Though the dollar index touched its weakest in more than two months against the euro overnight, it later rose to 90.77 as selling pressure persisted in stock markets following the Labor Department’s report on consumer prices.
The government said inflation accelerated at its fastest pace in more than 12 years for April with the Consumer Price Index rising 4.2% from a year ago, compared to the Dow Jones estimate for a 3.6% increase.
Excluding volatile food and energy prices, the core CPI increased 3% from the same period in 2020 and 0.9% on a monthly basis. The respective estimates were 2.3% and 0.3%. The higher numbers might add pressure on the Fed to bring forward rate rises, a worry which has contributed to a selloff in rate-sensitive tech shares this week.
The yen rose 0.9% to 109.59 per dollar.
Commodity currencies cooled their heels near milestone peaks, with the Aussie and kiwi sliding 0.7% to sit just below recent ten-week tops, while the Canadian dollar was little changed just shy of Tuesday’s almost four-year high. Sterling ticked lower to trade at $1.406.
“As long as the equity market doesn’t experience a more drastic correction, the dollar is unlikely to get a safe-haven bid,” said Rodrigo Catril, a senior currency strategist at National Australia Bank in Sydney.
“We know now that the Fed is very much firmly committed to easy policy,” he said, a view reinforced by recent comments from Fed members that have made Dallas Fed President Robert Kaplan’s mention of tapering support last month look like an outlier.
“Everybody else has come out firmly saying it’s not the time…and that’s a dollar negative story.”
St. Louis Federal Reserve President James Bullard said on Tuesday he expects inflation could stay as high as 2.5% next year, while Fed Governor Lael Brainard said weak labor data last week shows the recovery has a long way to run.
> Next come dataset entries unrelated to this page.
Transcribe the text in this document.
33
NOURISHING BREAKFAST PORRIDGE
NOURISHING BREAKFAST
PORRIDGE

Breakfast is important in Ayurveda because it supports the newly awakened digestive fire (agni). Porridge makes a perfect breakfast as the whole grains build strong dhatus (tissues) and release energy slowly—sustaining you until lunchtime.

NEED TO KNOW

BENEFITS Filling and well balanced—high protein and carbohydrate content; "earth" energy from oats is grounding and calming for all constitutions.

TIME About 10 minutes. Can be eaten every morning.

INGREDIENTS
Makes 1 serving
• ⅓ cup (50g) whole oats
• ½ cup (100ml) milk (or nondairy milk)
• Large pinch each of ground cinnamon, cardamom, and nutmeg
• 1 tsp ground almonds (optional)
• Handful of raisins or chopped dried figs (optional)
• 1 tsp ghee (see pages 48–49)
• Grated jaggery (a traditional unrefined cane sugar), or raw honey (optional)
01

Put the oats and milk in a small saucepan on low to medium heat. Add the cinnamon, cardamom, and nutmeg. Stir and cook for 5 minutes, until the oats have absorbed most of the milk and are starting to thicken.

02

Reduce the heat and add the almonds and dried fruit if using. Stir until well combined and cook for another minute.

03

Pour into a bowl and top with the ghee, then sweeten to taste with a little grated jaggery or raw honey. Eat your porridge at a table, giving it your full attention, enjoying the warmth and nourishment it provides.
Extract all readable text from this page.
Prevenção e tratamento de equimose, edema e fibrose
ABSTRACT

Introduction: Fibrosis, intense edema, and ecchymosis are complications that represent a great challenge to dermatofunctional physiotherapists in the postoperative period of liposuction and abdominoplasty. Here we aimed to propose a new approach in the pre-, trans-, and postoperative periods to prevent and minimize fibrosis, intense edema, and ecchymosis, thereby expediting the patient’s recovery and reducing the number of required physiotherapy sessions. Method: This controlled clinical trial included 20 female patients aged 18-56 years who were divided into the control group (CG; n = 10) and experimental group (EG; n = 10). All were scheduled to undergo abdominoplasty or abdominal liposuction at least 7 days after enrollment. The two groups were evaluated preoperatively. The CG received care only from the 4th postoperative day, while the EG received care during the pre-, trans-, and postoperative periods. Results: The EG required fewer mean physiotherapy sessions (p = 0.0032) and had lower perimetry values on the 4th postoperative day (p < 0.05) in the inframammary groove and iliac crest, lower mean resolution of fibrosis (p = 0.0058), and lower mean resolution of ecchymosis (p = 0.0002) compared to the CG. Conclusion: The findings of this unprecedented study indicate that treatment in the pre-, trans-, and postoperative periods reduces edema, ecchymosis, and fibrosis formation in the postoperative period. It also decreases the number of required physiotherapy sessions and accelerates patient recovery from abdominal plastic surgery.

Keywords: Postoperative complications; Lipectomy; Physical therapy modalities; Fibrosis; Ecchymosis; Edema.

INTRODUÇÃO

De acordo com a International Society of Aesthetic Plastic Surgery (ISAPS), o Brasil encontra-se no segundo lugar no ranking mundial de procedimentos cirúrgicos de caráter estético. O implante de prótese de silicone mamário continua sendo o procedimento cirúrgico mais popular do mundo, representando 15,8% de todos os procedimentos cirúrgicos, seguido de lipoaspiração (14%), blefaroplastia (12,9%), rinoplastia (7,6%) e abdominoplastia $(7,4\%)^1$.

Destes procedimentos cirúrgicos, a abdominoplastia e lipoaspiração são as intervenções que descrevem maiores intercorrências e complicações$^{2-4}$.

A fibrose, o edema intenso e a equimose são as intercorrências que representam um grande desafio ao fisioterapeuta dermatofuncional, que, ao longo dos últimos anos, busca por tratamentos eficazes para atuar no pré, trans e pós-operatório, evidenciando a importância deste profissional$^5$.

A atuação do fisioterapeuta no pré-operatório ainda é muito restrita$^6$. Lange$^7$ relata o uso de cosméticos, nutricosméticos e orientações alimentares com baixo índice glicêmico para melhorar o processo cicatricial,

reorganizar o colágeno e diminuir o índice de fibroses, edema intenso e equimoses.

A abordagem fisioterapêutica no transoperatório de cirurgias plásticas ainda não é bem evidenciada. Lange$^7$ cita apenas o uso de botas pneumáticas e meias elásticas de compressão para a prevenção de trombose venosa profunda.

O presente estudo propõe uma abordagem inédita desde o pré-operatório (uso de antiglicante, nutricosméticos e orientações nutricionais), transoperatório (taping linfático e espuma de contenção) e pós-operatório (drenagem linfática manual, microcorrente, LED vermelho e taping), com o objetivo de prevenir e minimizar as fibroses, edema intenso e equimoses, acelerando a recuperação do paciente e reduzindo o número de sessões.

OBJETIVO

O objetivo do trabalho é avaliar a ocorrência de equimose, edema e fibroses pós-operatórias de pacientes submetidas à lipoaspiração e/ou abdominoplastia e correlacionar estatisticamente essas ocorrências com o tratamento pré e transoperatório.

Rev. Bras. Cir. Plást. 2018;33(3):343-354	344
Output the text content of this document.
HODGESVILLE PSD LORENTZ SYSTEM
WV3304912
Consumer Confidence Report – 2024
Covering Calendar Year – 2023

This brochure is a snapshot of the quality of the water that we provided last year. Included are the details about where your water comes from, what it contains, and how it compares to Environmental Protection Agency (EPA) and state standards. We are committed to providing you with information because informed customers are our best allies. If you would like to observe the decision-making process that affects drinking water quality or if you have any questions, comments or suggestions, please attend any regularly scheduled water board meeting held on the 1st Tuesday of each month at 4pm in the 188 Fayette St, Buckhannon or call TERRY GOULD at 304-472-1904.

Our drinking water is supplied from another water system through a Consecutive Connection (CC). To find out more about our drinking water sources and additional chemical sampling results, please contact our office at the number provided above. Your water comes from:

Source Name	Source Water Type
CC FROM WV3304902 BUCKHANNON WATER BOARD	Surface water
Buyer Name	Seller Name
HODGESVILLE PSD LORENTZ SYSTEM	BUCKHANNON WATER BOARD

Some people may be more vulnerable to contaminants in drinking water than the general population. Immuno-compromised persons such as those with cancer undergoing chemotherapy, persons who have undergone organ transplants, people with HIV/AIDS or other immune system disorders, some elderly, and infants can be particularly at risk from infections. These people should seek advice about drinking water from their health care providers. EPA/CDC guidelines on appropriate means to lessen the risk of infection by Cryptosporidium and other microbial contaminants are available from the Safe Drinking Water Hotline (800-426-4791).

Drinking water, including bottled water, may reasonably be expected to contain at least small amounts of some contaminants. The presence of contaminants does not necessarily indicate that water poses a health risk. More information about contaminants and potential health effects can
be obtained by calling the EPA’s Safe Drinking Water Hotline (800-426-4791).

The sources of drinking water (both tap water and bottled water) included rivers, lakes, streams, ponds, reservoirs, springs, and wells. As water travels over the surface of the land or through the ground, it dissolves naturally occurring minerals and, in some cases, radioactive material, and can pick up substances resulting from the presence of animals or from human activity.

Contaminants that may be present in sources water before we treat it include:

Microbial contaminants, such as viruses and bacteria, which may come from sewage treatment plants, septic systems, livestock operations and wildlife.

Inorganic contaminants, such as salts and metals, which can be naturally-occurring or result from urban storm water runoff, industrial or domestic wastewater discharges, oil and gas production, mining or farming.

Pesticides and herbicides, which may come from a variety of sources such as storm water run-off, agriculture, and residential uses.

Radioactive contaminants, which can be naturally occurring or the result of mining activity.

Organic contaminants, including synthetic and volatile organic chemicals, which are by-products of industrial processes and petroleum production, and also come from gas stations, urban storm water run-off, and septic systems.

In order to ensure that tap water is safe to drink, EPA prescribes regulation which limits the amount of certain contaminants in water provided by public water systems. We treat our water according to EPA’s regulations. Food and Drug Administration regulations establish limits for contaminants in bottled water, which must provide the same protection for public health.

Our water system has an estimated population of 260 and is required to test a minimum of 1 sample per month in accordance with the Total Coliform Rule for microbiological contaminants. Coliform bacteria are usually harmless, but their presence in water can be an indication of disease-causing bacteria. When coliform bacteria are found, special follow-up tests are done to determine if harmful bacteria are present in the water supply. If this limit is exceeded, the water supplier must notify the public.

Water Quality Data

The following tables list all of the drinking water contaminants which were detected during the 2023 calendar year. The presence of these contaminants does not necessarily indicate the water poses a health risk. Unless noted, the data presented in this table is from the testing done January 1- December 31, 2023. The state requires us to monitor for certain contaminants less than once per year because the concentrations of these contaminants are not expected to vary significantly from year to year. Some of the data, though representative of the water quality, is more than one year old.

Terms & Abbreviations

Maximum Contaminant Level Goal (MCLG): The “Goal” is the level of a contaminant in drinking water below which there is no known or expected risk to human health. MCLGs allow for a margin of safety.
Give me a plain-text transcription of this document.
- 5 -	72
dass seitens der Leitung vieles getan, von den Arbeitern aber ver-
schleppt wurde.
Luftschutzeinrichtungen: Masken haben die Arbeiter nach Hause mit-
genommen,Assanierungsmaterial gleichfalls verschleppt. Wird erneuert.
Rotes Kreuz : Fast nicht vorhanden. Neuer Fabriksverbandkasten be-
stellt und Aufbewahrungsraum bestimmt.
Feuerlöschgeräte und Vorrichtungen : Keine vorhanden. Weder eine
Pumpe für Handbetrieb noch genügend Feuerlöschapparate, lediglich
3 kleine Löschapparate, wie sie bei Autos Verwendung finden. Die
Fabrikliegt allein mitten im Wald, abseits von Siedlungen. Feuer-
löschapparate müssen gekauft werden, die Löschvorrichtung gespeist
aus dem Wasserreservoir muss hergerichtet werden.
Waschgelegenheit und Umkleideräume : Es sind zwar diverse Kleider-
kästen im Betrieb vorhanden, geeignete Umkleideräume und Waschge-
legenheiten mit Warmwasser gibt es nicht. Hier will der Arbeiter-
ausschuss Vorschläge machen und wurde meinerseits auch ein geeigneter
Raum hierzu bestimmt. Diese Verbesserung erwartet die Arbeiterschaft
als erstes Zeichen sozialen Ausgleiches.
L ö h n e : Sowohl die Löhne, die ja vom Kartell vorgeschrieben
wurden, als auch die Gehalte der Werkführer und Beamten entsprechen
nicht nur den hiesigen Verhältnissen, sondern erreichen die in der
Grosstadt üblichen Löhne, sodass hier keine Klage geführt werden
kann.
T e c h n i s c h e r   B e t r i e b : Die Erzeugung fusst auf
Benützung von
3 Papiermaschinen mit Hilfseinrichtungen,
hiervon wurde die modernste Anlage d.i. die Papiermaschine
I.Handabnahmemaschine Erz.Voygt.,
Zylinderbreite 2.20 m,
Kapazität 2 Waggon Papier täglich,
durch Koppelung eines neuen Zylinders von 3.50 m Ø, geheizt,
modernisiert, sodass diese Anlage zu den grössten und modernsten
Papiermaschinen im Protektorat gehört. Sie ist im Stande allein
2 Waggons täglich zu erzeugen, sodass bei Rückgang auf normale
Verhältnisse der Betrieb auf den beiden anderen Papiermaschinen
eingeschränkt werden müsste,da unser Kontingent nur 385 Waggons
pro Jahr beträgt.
“Remaining patient through the transitory surge associated with reopening will help ensure that the underlying economic momentum that will be needed to reach our goals as some current tailwinds shift to headwinds is not curtailed by a premature tightening of financial conditions,” she said.
Nominal U.S. yields crept higher with the focus on inflation, but real yields remain negative and under pressure.
The U.S. currency is also being weighed down by the improving global growth outlook, which tends to draw investors’ cash to emerging markets, and by big and growing U.S. trade and current account deficits which also send dollars abroad.
The dollar index is “finding some risk aversion-related stability just above 90” amid the sell-off in equities, “but it’s unlikely to morph into any meaningful upside,” Westpac strategists wrote in a report.
“Fedspeak continues to underscore the patient pledge,” while the “eurozone’s rebound metrics continue to close the gap with the U.S.,” keeping the dollar index heavy through the next several months, they said.
In the digital space, cryptocurrency ether rose about 4% to a record $4,358.38, bringing its gain this month to 56%.
That’s as bigger rival bitcoin remains stuck below $60,000, nearly a month after setting an all-time peak at $64,895.22. It last traded around $57,471.20.